I advocate that California pursue a growth model for measuring the progress of this student subgroup. Growth models have been piloted by the U.S. Department of Education since 2005 for kindergarten through eighth grades. Tennessee’s pilot – the first to be approved –would have enabled forty-seven additional schools to be recognized as progressing adequately in 2005 using either three-year averages or extrapolations of future test scores. I propose a growth model that measures the work of California’s schools that serve English learners by the percentage of English learners who can pass the CAHSEE – showing a basic, not a proficient level of fluency – by the end of their senior year. To offset the lowering of the academic standards from proficiency to basic competence, the target can be raised above 100%. A school should be able to develop English skills so that all non-native speakers demonstrate at least basic fluency before they earn a diploma.

This progress could be calculated by comparing the number of English Learners who do not pass the CAHSEE in 10th grade to the total number of such students who pass the CAHSEE over the following two years during non-traditional test administrations. The latter number should be equal to or greater than the former. Data from my own school illustrates the calculations. It is important that the percentage exceed one hundred percent because, in the middle of this two-year testing cycle, a new batch of students who need remediation is added. One would hope that, in November 2010 for instance, those who pass the CAHSEE include students who failed the exam the previous March. I would support a target as high as 125 or 150 percent to ensure that schools never focus entirely on one graduating class while neglecting the other. Furthermore, the benchmark, by default, must be basic English competence rather than proficiency because the CAHSEE isn’t administered to students after they initially pass it. Students who pass the exam as juniors may well reach proficiency before they graduate, but we cannot afford additional test administrations. Again, the over-100-percent target would be the trade-off for lowering the performance standard and lengthening the time frame.

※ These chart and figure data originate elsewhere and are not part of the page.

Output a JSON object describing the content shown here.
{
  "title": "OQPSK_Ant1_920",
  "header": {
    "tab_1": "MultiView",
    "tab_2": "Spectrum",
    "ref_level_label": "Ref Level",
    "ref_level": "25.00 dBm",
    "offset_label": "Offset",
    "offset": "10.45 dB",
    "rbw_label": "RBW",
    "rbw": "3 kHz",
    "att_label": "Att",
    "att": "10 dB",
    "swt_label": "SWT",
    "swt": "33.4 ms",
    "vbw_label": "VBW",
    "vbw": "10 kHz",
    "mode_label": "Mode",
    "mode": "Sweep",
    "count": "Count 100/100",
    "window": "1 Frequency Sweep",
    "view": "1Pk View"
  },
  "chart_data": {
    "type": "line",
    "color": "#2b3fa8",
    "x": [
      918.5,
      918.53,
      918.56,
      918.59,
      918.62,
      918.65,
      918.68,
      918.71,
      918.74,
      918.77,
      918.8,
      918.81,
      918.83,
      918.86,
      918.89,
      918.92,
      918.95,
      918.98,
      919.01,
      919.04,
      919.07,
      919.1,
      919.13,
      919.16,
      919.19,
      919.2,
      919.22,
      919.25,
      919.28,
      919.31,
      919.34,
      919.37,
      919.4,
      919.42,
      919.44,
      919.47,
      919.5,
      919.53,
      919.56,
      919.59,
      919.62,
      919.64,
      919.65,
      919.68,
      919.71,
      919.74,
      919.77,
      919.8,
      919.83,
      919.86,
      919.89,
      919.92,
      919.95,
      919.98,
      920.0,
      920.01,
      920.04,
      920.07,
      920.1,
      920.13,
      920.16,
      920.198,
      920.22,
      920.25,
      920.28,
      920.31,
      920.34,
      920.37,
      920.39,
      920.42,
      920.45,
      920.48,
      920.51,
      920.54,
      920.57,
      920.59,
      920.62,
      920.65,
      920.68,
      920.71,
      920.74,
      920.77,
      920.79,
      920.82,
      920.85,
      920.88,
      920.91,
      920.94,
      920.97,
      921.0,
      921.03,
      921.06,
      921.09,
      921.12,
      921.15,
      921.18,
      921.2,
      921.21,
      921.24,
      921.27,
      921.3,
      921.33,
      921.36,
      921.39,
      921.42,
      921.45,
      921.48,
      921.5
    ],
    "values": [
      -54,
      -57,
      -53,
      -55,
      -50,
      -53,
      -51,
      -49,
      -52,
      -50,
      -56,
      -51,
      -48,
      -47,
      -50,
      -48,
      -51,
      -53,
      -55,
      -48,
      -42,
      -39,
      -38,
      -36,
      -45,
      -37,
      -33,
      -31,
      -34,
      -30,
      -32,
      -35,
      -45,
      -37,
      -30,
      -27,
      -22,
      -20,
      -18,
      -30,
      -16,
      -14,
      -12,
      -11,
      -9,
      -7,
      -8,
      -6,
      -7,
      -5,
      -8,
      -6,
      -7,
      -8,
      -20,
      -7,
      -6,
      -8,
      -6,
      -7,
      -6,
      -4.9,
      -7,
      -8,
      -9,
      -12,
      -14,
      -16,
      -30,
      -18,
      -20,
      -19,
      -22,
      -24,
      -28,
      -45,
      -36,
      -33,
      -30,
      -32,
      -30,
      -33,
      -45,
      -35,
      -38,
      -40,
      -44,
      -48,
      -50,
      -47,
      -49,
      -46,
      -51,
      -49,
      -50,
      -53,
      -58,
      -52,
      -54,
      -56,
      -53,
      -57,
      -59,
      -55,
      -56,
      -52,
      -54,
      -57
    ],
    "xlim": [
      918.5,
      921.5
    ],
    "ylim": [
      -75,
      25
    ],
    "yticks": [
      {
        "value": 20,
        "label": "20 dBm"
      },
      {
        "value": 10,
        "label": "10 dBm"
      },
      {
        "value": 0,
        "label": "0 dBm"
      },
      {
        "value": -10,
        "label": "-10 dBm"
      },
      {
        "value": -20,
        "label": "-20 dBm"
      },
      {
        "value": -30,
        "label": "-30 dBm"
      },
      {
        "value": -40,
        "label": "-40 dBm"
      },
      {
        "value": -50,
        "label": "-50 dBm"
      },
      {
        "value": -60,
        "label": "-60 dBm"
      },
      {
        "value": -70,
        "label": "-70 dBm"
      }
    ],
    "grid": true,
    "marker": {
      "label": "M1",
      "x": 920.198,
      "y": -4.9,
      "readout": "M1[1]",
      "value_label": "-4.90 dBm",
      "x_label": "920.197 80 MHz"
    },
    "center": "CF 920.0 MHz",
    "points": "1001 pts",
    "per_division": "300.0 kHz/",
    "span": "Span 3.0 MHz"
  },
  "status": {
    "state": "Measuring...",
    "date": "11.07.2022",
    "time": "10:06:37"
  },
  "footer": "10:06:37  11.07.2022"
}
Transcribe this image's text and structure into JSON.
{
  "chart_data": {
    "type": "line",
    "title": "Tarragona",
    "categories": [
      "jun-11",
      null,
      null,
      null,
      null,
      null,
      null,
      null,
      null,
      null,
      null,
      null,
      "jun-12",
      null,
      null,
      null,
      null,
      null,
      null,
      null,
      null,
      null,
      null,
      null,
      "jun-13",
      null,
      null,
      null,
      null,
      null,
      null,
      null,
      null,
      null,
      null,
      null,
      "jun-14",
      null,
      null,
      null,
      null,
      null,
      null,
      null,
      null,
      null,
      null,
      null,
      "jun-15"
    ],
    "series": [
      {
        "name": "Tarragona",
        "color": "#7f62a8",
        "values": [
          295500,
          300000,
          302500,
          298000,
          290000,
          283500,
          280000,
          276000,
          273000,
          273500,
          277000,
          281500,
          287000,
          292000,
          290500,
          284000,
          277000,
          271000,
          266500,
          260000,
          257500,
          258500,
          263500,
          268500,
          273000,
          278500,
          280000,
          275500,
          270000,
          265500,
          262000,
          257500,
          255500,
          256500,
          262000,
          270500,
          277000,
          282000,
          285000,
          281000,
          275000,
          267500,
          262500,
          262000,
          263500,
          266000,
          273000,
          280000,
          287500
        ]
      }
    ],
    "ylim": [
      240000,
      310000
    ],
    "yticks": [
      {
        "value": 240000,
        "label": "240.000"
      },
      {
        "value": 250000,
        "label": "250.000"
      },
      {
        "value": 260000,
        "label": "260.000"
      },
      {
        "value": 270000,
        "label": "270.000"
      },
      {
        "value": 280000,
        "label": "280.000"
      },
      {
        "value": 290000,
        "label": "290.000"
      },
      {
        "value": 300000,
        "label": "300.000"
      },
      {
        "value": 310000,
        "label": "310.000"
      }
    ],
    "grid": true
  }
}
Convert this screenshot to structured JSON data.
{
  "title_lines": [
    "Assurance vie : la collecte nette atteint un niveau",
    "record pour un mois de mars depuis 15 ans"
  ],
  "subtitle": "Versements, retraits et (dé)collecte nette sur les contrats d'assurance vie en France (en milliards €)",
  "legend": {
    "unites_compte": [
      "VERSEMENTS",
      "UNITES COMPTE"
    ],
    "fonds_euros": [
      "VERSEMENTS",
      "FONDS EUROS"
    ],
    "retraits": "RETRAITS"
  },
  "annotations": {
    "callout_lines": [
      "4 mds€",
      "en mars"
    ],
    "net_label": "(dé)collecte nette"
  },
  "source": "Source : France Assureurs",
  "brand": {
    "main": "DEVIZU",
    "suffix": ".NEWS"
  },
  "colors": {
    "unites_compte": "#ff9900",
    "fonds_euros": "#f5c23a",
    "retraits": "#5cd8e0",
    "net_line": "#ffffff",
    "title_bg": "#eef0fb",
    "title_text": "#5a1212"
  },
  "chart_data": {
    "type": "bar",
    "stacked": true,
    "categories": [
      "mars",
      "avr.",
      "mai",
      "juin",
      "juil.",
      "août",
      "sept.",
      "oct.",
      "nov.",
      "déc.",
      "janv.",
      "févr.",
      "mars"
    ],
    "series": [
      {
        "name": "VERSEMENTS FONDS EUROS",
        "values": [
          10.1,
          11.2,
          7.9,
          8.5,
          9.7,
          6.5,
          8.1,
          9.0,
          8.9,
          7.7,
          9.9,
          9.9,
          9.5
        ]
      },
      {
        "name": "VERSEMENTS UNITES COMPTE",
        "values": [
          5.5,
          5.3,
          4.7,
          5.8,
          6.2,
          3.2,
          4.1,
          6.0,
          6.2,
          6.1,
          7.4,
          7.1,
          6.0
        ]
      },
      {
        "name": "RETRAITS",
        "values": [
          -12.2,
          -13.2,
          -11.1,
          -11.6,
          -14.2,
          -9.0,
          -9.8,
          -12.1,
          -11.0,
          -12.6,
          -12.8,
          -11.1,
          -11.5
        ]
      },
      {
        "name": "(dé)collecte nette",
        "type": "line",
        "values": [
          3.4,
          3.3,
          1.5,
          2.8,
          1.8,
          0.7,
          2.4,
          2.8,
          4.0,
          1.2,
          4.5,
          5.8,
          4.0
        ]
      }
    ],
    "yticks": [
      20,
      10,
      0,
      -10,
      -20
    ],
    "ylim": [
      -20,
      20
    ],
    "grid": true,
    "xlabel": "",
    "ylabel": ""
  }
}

When a government mandated test places a 9th grader in a class that is two or more levels below 10th grade English, it is categorically unjust for the same government to punish schools when its teachers and students cannot make up that deficit. It becomes a mandate that students learn at radically different paces, and those with the greatest linguistic challenges must accelerate their learning the most. The growth model will allow California to provide a far more equitable opportunity for these students. Instead of charging ELLs with a Sisyphian task, we can empower them to be equal contributors towards a school’s progress and success.

I hope you will encourage your colleagues to institute this assessment model in the very near future, especially as the re-authorization of the Elementary and Secondary Education Act is under consideration in Washington. Please don’t hesitate to contact me if you have questions, concerns, or a need for support. I’m happy to assist with this effort in any way I can.

Thank you very much for your time and consideration.